At 1027 W. Territorial Road, the store is three doors east of the newly renovated Alano Club of Battle Creek.

Bags of fertilizer line B.C. Hydro's walls and 1,000-watt grow lamps hang from its ceiling. Spitler's dog Bella and a video surveillance system greet customers at the door.

The supplier opened for business Jan. 11, a little more than a year after Michigan voters made marijuana use legal for certain medical conditions such as arthritis, cancer, glaucoma, anxiety and depression. Spitler called medical marijuana a "growing industry."

"Several similar stores have popped up all over Michigan," he said.

Spitler said the store does not sell marijuana or its byproducts -- only the tools needed to grow it indoors.

But local drug recovery advocates are disappointed the supplier chose that location.

"I think it's a shame that they've got to run this thing right next to a house of recovery," said Roy Tooke, Alano Club of Battle Creek board president. "I think they could be a little more tasteful than that."

Tooke said he is not concerned about its presence tempting recovering addicts any more than the liquor store that has been operating across the street from the Alano Club for several years.

Suzanne Horsfall, executive director of Battle Creek's Substance Abuse Council, agreed that recovering addicts will experience all kinds of triggers in life and need to be supported in their decision to quit.

"We just need to support the people who are going to the Alano Club, but we can't isolate them," she said. "It's everywhere you go."

Tooke is concerned, however, that dozens of people have been gathering at the store and using the Alano Club's parking lot.

"Apparently they just don't care, would be my opinion," Tooke said. "It's really just all about them."

Spitler said there was no special reason for locating on West Territorial Road. He said he was driving around and found that the rental price was right on this location.

The building owner is renovating a second structure sandwiched between the hydroponic supplier and the Alano Club's parking lot, Spitler said. The owner intends to use the second structure as a "compassion club" where people can learn how to grow marijuana plants and become legally registered in Michigan.

Thomas Williams of Coraopolis, Pa. recently acquired the B.C. Hydro building and the neighboring building at 1035 W. Territorial Road, according to Calhoun County records. He did not respond to requests for comment.

The first public meeting of the Battle Creek Compassion Club will be 1-3 p.m. April 18, according to Spitler and the club's Web site, battlecreekcc.ning.com.

"We want people to know the benefits of medical marijuana," he said.
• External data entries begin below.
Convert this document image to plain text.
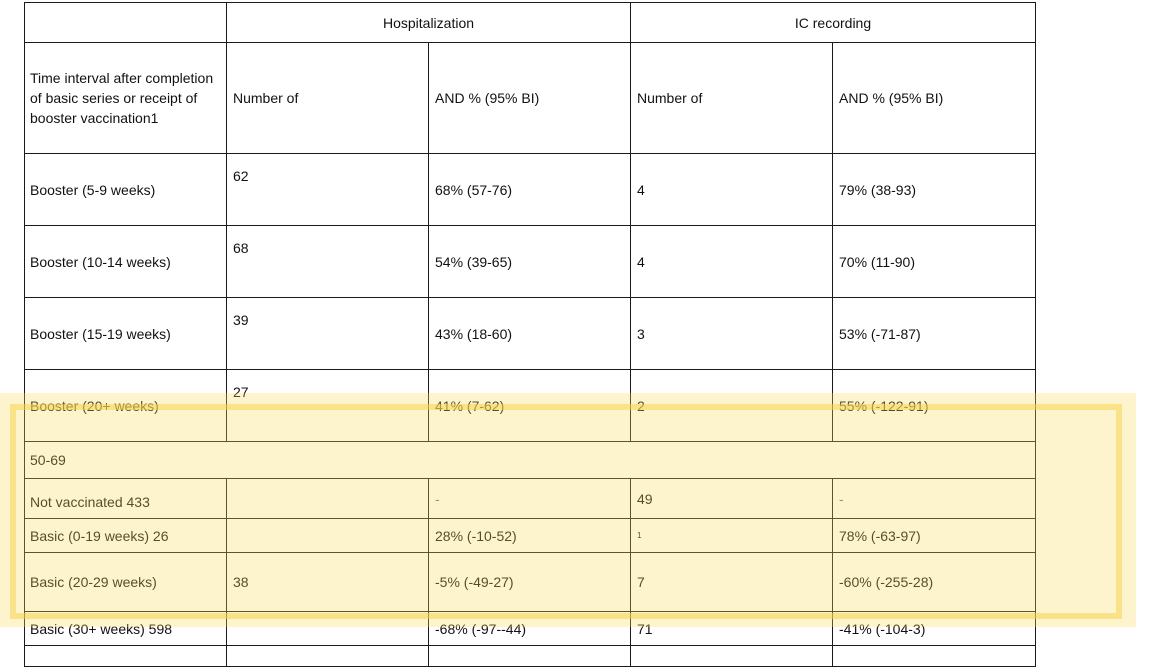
	Hospitalization		IC recording	
Time interval after completion of basic series or receipt of booster vaccination1	Number of	AND % (95% BI)	Number of	AND % (95% BI)
Booster (5-9 weeks)	62	68% (57-76)	4	79% (38-93)
Booster (10-14 weeks)	68	54% (39-65)	4	70% (11-90)
Booster (15-19 weeks)	39	43% (18-60)	3	53% (-71-87)
Booster (20+ weeks)	27	41% (7-62)	2	55% (-122-91)
50-69				
Not vaccinated 433		-	49	-
Basic (0-19 weeks) 26		28% (-10-52)	1	78% (-63-97)
Basic (20-29 weeks)	38	-5% (-49-27)	7	-60% (-255-28)
Basic (30+ weeks) 598		-68% (-97--44)	71	-41% (-104-3)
Greg Francisco, executive director of the Michigan Medical Marijuana Association, said the compassion club could help people addicted to other drugs. He said it was "a happy coincidence" the compassion club might open next door to a 12-step recovery center.
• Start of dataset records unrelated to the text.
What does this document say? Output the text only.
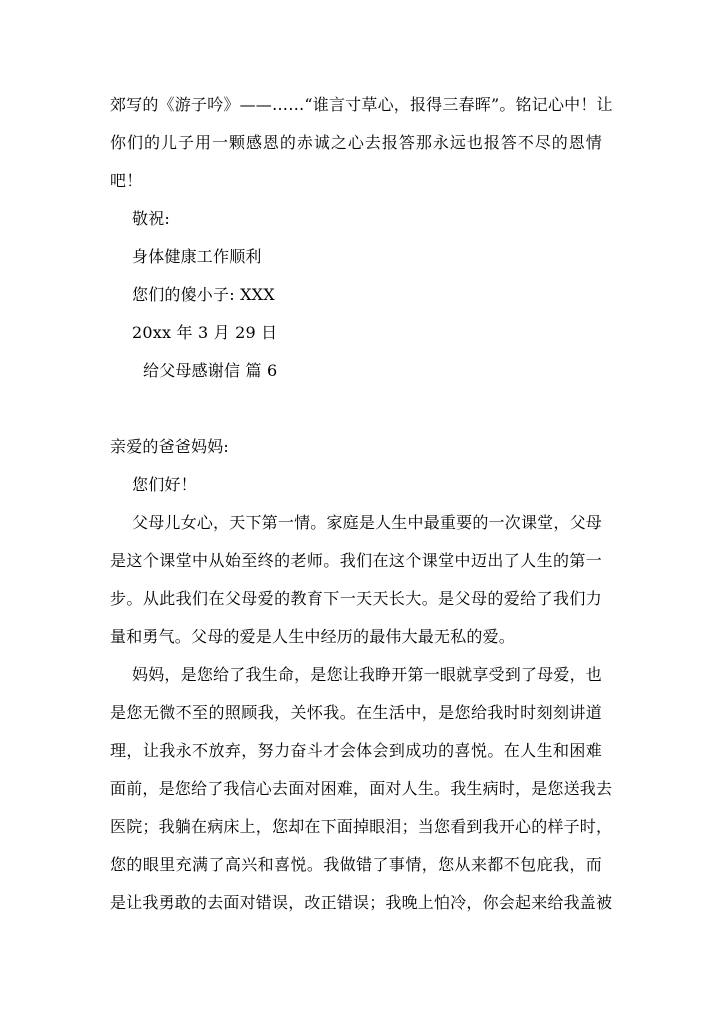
郊写的《游子吟》——……“谁言寸草心，报得三春晖”。铭记心中！让
你们的儿子用一颗感恩的赤诚之心去报答那永远也报答不尽的恩情
吧！
敬祝:
身体健康工作顺利
您们的傻小子: XXX
20xx 年 3 月 29 日
给父母感谢信 篇 6
亲爱的爸爸妈妈:
您们好！
父母儿女心，天下第一情。家庭是人生中最重要的一次课堂，父母
是这个课堂中从始至终的老师。我们在这个课堂中迈出了人生的第一
步。从此我们在父母爱的教育下一天天长大。是父母的爱给了我们力
量和勇气。父母的爱是人生中经历的最伟大最无私的爱。
妈妈，是您给了我生命，是您让我睁开第一眼就享受到了母爱，也
是您无微不至的照顾我，关怀我。在生活中，是您给我时时刻刻讲道
理，让我永不放弃，努力奋斗才会体会到成功的喜悦。在人生和困难
面前，是您给了我信心去面对困难，面对人生。我生病时，是您送我去
医院；我躺在病床上，您却在下面掉眼泪；当您看到我开心的样子时，
您的眼里充满了高兴和喜悦。我做错了事情，您从来都不包庇我，而
是让我勇敢的去面对错误，改正错误；我晚上怕冷，你会起来给我盖被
"A lot of alcoholics will use medical marijuana to kick their addiction to alcohol," Francisco said. "Like smokers switching to lollipops."

Spitler said he switched to topical cannabis ointments from prescription painkillers when he discovered the oil did more for his chronic pain.

The 36-year-old Delton man said in 2003 a power surge threw him "like a rag doll," crushing several vertebrae. He also developed an electricity-induced anxiety disorder in which he could not even plug a cord into a household socket.

Through desensitization therapy, he said he has in the past year overcome his fear, and now sells high-intensity discharge lights for growing plants, he said. He is registered with the state to grow, carry and use marijuana for his own chronic pain.